Постукивание. Шлепок. Поглаживание.
— Она получила свое, — уже не приглушая слова, сказал молодой человек. — Скоро весь зиккурат узнает правду.
В темноте зазвучали шаги. Они удалились за пределы комнаты. Затем кто-то приблизился к Крине. Ее тело напряглось от ужаса. Невидящие глаза в отчаянии осматривали черноту перед собой. Она не могла пошевелить рукой. Она не могла защитить себя. Внезапно Крина почувствовала близость другого человека. Она почувствовала жар тела и слабый запах цитрусовых фруктов.

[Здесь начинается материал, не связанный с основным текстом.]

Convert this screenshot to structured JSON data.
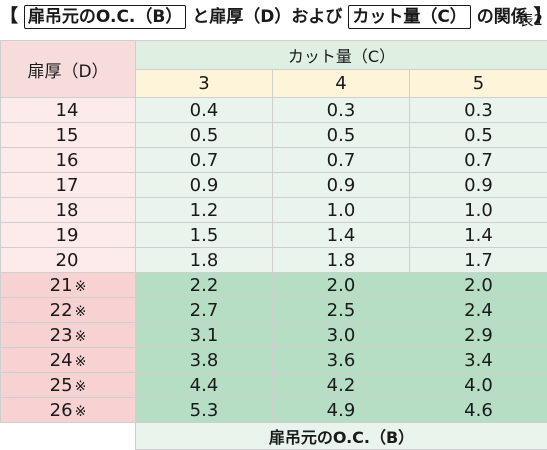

Тонкий запах помпельмусов, оставленных где-то в комнате, догадалась она. Кто-то отметил меня. Я-то думала, что сама наказываю провинившихся. Но кто из врагов послал мне такой подарок?
Чья-то рука приподняла ее локоть. Вторая прижалась к ее ладони, создавая теплую серию постукиваний и хлопков. Тонкие пальцы передавали символы тактилослэнга.

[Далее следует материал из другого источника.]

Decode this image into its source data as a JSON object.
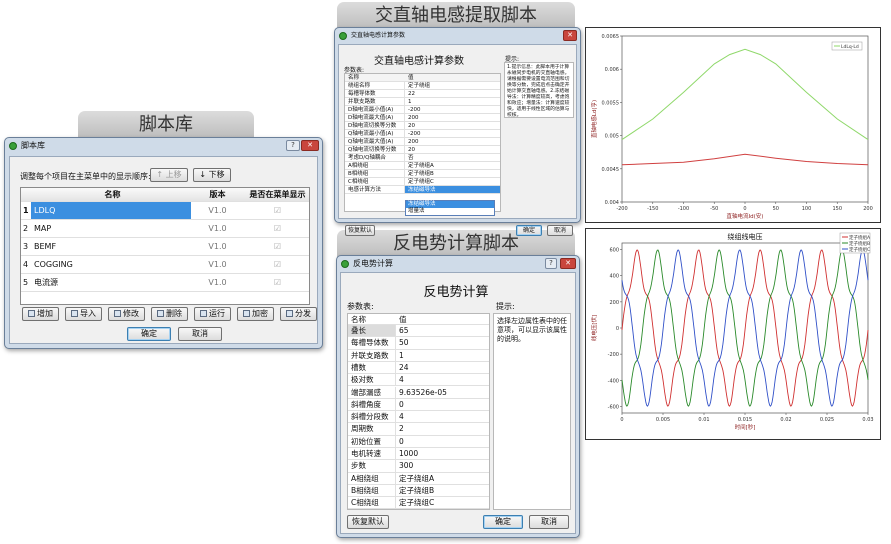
{
  "banners": {
    "script_lib": "脚本库",
    "inductance": "交直轴电感提取脚本",
    "bemf": "反电势计算脚本"
  },
  "script_lib": {
    "title": "脚本库",
    "instruction": "调整每个项目在主菜单中的显示顺序:",
    "up_label": "上移",
    "down_label": "下移",
    "columns": [
      "名称",
      "版本",
      "是否在菜单显示"
    ],
    "rows": [
      {
        "num": "1",
        "name": "LDLQ",
        "version": "V1.0",
        "shown": "☑"
      },
      {
        "num": "2",
        "name": "MAP",
        "version": "V1.0",
        "shown": "☑"
      },
      {
        "num": "3",
        "name": "BEMF",
        "version": "V1.0",
        "shown": "☑"
      },
      {
        "num": "4",
        "name": "COGGING",
        "version": "V1.0",
        "shown": "☑"
      },
      {
        "num": "5",
        "name": "电流源",
        "version": "V1.0",
        "shown": "☑"
      }
    ],
    "toolbar": [
      "增加",
      "导入",
      "修改",
      "删除",
      "运行",
      "加密",
      "分发"
    ],
    "ok": "确定",
    "cancel": "取消"
  },
  "inductance": {
    "title": "交直轴电感计算参数",
    "heading": "交直轴电感计算参数",
    "params_label": "参数表:",
    "hint_label": "提示:",
    "col_name": "名称",
    "col_value": "值",
    "params": [
      {
        "name": "绕组名称",
        "value": "定子绕组"
      },
      {
        "name": "每槽导体数",
        "value": "22"
      },
      {
        "name": "并联支路数",
        "value": "1"
      },
      {
        "name": "D轴电流最小值(A)",
        "value": "-200"
      },
      {
        "name": "D轴电流最大值(A)",
        "value": "200"
      },
      {
        "name": "D轴电流切换等分数",
        "value": "20"
      },
      {
        "name": "Q轴电流最小值(A)",
        "value": "-200"
      },
      {
        "name": "Q轴电流最大值(A)",
        "value": "200"
      },
      {
        "name": "Q轴电流切换等分数",
        "value": "20"
      },
      {
        "name": "考虑D/Q轴耦合",
        "value": "否"
      },
      {
        "name": "A相绕组",
        "value": "定子绕组A"
      },
      {
        "name": "B相绕组",
        "value": "定子绕组B"
      },
      {
        "name": "C相绕组",
        "value": "定子绕组C"
      },
      {
        "name": "电感计算方法",
        "value": "冻结磁导法"
      }
    ],
    "dropdown_options": [
      "冻结磁导法",
      "增量法"
    ],
    "hint_text": "1.提示信息：此脚本用于计算永磁同步电机的交直轴电感。请根据需要设置电流范围和切换等分数，完成后点击确定开始计算交直轴电感。2.冻结磁导法：计算精度较高，考虑饱和效应；增量法：计算速度较快，适用于线性区域的估算与校核。",
    "reset": "恢复默认",
    "ok": "确定",
    "cancel": "取消"
  },
  "bemf": {
    "title": "反电势计算",
    "heading": "反电势计算",
    "params_label": "参数表:",
    "hint_label": "提示:",
    "col_name": "名称",
    "col_value": "值",
    "params": [
      {
        "name": "叠长",
        "value": "65"
      },
      {
        "name": "每槽导体数",
        "value": "50"
      },
      {
        "name": "并联支路数",
        "value": "1"
      },
      {
        "name": "槽数",
        "value": "24"
      },
      {
        "name": "极对数",
        "value": "4"
      },
      {
        "name": "端部漏感",
        "value": "9.63526e-05"
      },
      {
        "name": "斜槽角度",
        "value": "0"
      },
      {
        "name": "斜槽分段数",
        "value": "4"
      },
      {
        "name": "周期数",
        "value": "2"
      },
      {
        "name": "初始位置",
        "value": "0"
      },
      {
        "name": "电机转速",
        "value": "1000"
      },
      {
        "name": "步数",
        "value": "300"
      },
      {
        "name": "A相绕组",
        "value": "定子绕组A"
      },
      {
        "name": "B相绕组",
        "value": "定子绕组B"
      },
      {
        "name": "C相绕组",
        "value": "定子绕组C"
      }
    ],
    "hint_text": "选择左边属性表中的任意项，可以显示该属性的说明。",
    "reset": "恢复默认",
    "ok": "确定",
    "cancel": "取消"
  },
  "chart_data": [
    {
      "type": "line",
      "title": "",
      "xlabel": "直轴电流Id(安)",
      "ylabel": "直轴电感Ld(亨)",
      "xlim": [
        -200,
        200
      ],
      "ylim": [
        0.004,
        0.0065
      ],
      "xticks": [
        "-200",
        "-150",
        "-100",
        "-50",
        "0",
        "50",
        "100",
        "150",
        "200"
      ],
      "yticks": [
        "0.004",
        "0.0045",
        "0.005",
        "0.0055",
        "0.006",
        "0.0065"
      ],
      "legend_position": "top-right",
      "series": [
        {
          "name": "LdLq-Ld",
          "color": "#8fd86a",
          "x": [
            -200,
            -150,
            -100,
            -50,
            -25,
            0,
            25,
            50,
            100,
            150,
            200
          ],
          "y": [
            0.00494,
            0.00525,
            0.00565,
            0.00608,
            0.00622,
            0.0063,
            0.00622,
            0.00608,
            0.00565,
            0.00525,
            0.00494
          ]
        },
        {
          "name": "",
          "color": "#d04040",
          "x": [
            -200,
            -150,
            -100,
            -50,
            0,
            50,
            100,
            150,
            200
          ],
          "y": [
            0.00456,
            0.00458,
            0.0046,
            0.00465,
            0.00472,
            0.00466,
            0.00461,
            0.00458,
            0.00456
          ]
        }
      ]
    },
    {
      "type": "line",
      "title": "绕组线电压",
      "xlabel": "时间[秒]",
      "ylabel": "线电压[伏]",
      "xlim": [
        0,
        0.03
      ],
      "ylim": [
        -650,
        650
      ],
      "xticks": [
        "0",
        "0.005",
        "0.01",
        "0.015",
        "0.02",
        "0.025",
        "0.03"
      ],
      "yticks": [
        "-600",
        "-400",
        "-200",
        "0",
        "200",
        "400",
        "600"
      ],
      "legend_position": "top-right",
      "amplitude": 500,
      "period": 0.0075,
      "series": [
        {
          "name": "定子绕组A",
          "color": "#d03030",
          "phase_deg": 0
        },
        {
          "name": "定子绕组B",
          "color": "#2a8a2a",
          "phase_deg": 120
        },
        {
          "name": "定子绕组C",
          "color": "#3050c8",
          "phase_deg": 240
        }
      ]
    }
  ]
}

Твои часы умерли удивительно быстро. Как будто они сами этого хотели. Мне жаль. Твой брат сбежал. Я принесла сюда помпельмусы с твоего порога.
Ее наперсница отступила от ложа и растворилась вдалеке — за кругом пространства, в котором теснились ее страхи, дрожь и ленивые мысли. Сон пришел и проник в осколки сознания. Кружение тайных планов сводило с ума, словно шоу волшебного фонаря, в котором тени бурлили и перемешивались в чушь. Наконец, оранжевый свет взломал черноту, и Крина увидела собственные руки, отмеченные созвездиями черных нарывов. Но она была такой слабой, что не могла понять, чем вызвана ее болезнь. Какой-то чернотой. Черной плодовой плесенью.

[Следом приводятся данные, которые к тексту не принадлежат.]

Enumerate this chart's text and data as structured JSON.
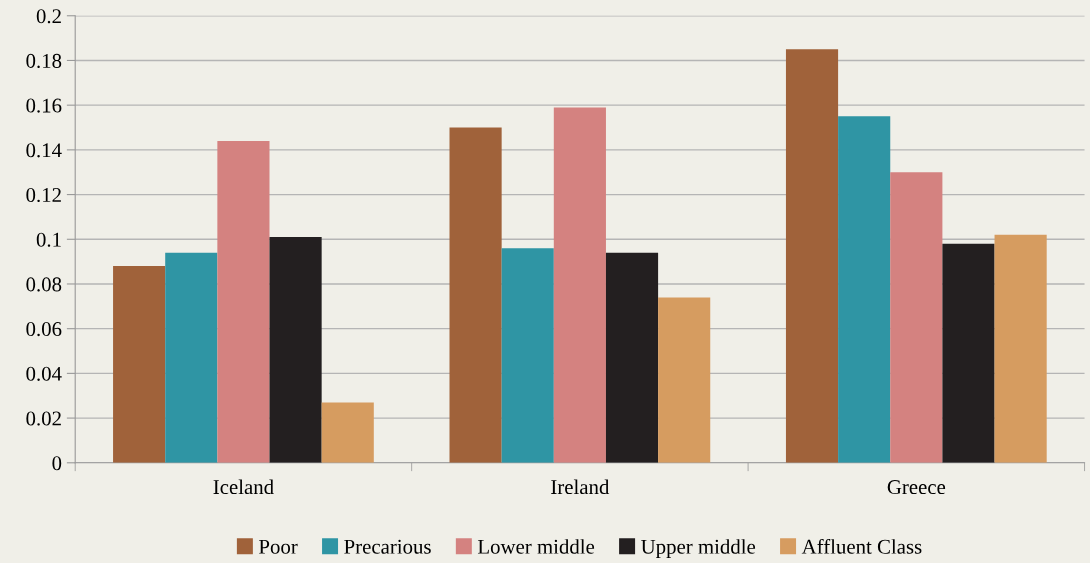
{
  "chart_data": {
    "type": "bar",
    "categories": [
      "Iceland",
      "Ireland",
      "Greece"
    ],
    "series": [
      {
        "name": "Poor",
        "color": "#a0623a",
        "values": [
          0.088,
          0.15,
          0.185
        ]
      },
      {
        "name": "Precarious",
        "color": "#2f95a4",
        "values": [
          0.094,
          0.096,
          0.155
        ]
      },
      {
        "name": "Lower middle",
        "color": "#d48280",
        "values": [
          0.144,
          0.159,
          0.13
        ]
      },
      {
        "name": "Upper middle",
        "color": "#231f20",
        "values": [
          0.101,
          0.094,
          0.098
        ]
      },
      {
        "name": "Affluent Class",
        "color": "#d69c60",
        "values": [
          0.027,
          0.074,
          0.102
        ]
      }
    ],
    "ylim": [
      0,
      0.2
    ],
    "yticks": [
      {
        "value": 0,
        "label": "0"
      },
      {
        "value": 0.02,
        "label": "0.02"
      },
      {
        "value": 0.04,
        "label": "0.04"
      },
      {
        "value": 0.06,
        "label": "0.06"
      },
      {
        "value": 0.08,
        "label": "0.08"
      },
      {
        "value": 0.1,
        "label": "0.1"
      },
      {
        "value": 0.12,
        "label": "0.12"
      },
      {
        "value": 0.14,
        "label": "0.14"
      },
      {
        "value": 0.16,
        "label": "0.16"
      },
      {
        "value": 0.18,
        "label": "0.18"
      },
      {
        "value": 0.2,
        "label": "0.2"
      }
    ],
    "grid": "y",
    "legend": "bottom"
  }
}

Кто-то еще находился в этой странной комнате. Мужчина, сидевший в кресле. Его старые башмаки поскрипывали в тишине, и качавшееся кресло отвечало им синкопой. Она видела его силуэт на фоне окна, в котором прогорклый свет, процеженный сквозь пыль, проникал снаружи и нарезал полосками клубы табачного дыма. Неужели ее любимые часы были разрушены? Да, это черное пятно. Куда бежал Лемет? Что стало с их салоном? Где она? Где ее дом? Сохранился ли зиккурат? Возможно, ее похитили мятежники, взбунтовавшиеся против урбанизации. Она жадно вдохнула аромат табака. Ей было приятно ощущать полузабытый запах одиночества. Какая странная ностальгия к табачному дыму! Ни его ли она чувствовала, когда держала в пальцах крепкие спирали часов, показывавших будущее? Крина повернулась, чтобы рассмотреть табачную трубку на тумбочке, но увидела там лишь безликие часы, которые лежали в бездумной неподвижности, тикая, тикая, тикая и отсчитывая ненавистно идеальные отрезки времени.